Marcas: alrededor de 36 galletas

Pagnottella (pan de higo y chocolate)

Esta maravillosa especialidad de Porto Santo Stefano en Monte Argentario en la costa sur de la Toscana está a medio camino entre un pastel de frutas y algo denso y chocolateado, como los brownies. Es el tipo de cosas que no puedes encontrar en tiendas o restaurantes o incluso en libros de cocina: lo hacen en casa quienes mejor conocen la tradición: nonnas.

Les pregunté a algunos amigos de Porto Santo Stefano si tenían una buena receta de pagnottella que pudiera probar y todos volvieron a mí con recetas familiares escritas a mano por su madre o abuela, cada una de ellas ligeramente diferente. La nonna de Alessandra hace esto con un poco de manzana rallada para humedecer y mantiene el chocolate en cubos enormes del tamaño de una pulgada cuadrada, lo que da como resultado bolsas decadentes de chocolate derretido como lava fundida. Orestina hace una versión con masa de pan e insiste en utilizar mermelada de ciruela casera (muy típica de Argentario, apunta). La madre de Valeria, Filomena, cocina higos secos en vermú para su pagnottella, que por lo demás es muy similar a la nonna de Alessandra. Una cosa que la mayoría de las recetas tienen en común es que la cantidad de harina que se requiere es quanto basta, o tanta como se necesita. Esto significa suficiente para juntar la mezcla pegajosa en una masa suave.

Esta receta está inspirada principalmente en la receta de nonna de Alessandra. Es bastante suave, decadente y afrutado, sin mencionar el chocolate. Solo necesita una rebanada muy fina de esto, servida con un poco de vino de postre. La pagnottella se hace como un pan grande o unos bollos, espolvoreados con harina antes de hornearse para que cuaje. Una variación es mezclar todos los ingredientes en la masa de pan en lugar de solo harina para que tenga una fruta bastante dura y densa y una hogaza de nueces. Todas las versiones duran mucho tiempo y mejoran a medida que envejecen.

INGREDIENTES

  • 250 g (1⅔ tazas) de higos secos, picados
  • 500ml (2 tazas) de vino blanco
  • ¼ de manzana, pelada, sin corazón y rallada
  • 100 g de chocolate negro (70 por ciento de cacao), picado aproximadamente
  • ralladura de 1 naranja
  • 50g de pasas sultanas
  • 50 g (⅓ taza) de piñones
  • 50 g (½ taza) de nueces
  • 50 g (⅓ taza) de almendras enteras
  • 50 g de avellanas enteras, peladas
  • 2 cucharadas de cacao en polvo sin azúcar
  • 2 cucharadas de mermelada de ciruela
  • ¼ de cucharadita de canela molida
  • ¼ de cucharadita de nuez moscada molida
  • 100 g (⅔ taza) de harina común o según sea necesario, más extra para espolvorear (ver nota)
  1. Remoja los higos en el vino durante la noche.
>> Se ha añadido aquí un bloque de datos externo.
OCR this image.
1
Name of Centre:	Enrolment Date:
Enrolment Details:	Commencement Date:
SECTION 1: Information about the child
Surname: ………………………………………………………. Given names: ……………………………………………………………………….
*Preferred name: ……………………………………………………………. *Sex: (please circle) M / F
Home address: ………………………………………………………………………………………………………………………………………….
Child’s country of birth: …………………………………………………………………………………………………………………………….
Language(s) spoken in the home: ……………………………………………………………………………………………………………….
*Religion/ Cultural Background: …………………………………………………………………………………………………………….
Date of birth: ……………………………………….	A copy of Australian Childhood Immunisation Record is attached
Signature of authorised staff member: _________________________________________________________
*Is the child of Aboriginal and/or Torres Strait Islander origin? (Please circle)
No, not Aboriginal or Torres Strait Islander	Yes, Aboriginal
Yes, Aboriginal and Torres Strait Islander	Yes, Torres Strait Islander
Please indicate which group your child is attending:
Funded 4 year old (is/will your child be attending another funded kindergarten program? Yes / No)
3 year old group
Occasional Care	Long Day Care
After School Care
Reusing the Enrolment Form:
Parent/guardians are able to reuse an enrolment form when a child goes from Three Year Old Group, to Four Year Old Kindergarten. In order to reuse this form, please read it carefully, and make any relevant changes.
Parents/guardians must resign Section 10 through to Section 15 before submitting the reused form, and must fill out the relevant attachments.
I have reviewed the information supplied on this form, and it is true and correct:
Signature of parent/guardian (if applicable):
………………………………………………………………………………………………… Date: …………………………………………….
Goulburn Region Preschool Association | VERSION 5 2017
Ponga los higos remojados con todo el líquido en una cacerola pequeña y agregue la manzana rallada. Llevar a fuego lento y cocinar a fuego medio-bajo hasta que la fruta esté blanda y el líquido se haya reducido un poco, unos 15 minutos. Mezcle en un procesador de alimentos o con una licuadora de mano hasta obtener una pasta. Deja enfriar.
  2. Transfiera la mezcla de higos a un tazón grande y agregue el resto de los ingredientes excepto la harina y combine. Agregue la harina en algunas etapas hasta que tenga una mezcla suave y pegajosa que tenga la consistencia de una masa de pan; es posible que deba agregar un poco más o un poco menos.
  3. Precaliente el horno a 140 ° C con ventilador (160 ° C convencional), forre una bandeja para hornear con papel de hornear y espolvoree la parte superior con harina.
  4. Directamente en la bandeja para hornear, use las manos enharinadas para dar forma a la masa en un pan redondo de unos 20 cm de ancho y aplanarlo hasta que tenga unos 5 cm de altura en el centro. Espolvoree abundantemente con harina por encima y elimine el exceso. Hornee en el horno durante 25-30 minutos, o hasta que la harina en la bandeja se vuelva marrón de color capuchino y el pan se sienta firme.
  5. Este delicioso pan dura edades y edades y edades. Es mejor mantenerlo cubierto / envuelto en una envoltura de plástico o en un recipiente hermético, y guardarlo en un lugar fresco y seco.
  • Encuentro que 100 g de harina son suficientes, pero todas las harinas son diferentes, y es probable que todos los higos también sean diferentes, así que use esto como una guía. Es posible que descubra que su masa puede soportar mucho más.
  • Si no tienes mermelada de ciruela, puedes utilizar otra mermelada oscura como uva o higo, o incluso sustituirla por completo por miel. Me gusta esta mezcla uniforme de diferentes nueces, pero podrías cortarla en uno o dos tipos. Simplemente elija 200 g de cualquier nuez; a mi amiga Orestina le gusta usar solo almendras, por ejemplo. También puede utilizar vino tinto para cocinar los higos. A veces verá este pan en forma de barra, una barra larga en lugar de una redonda.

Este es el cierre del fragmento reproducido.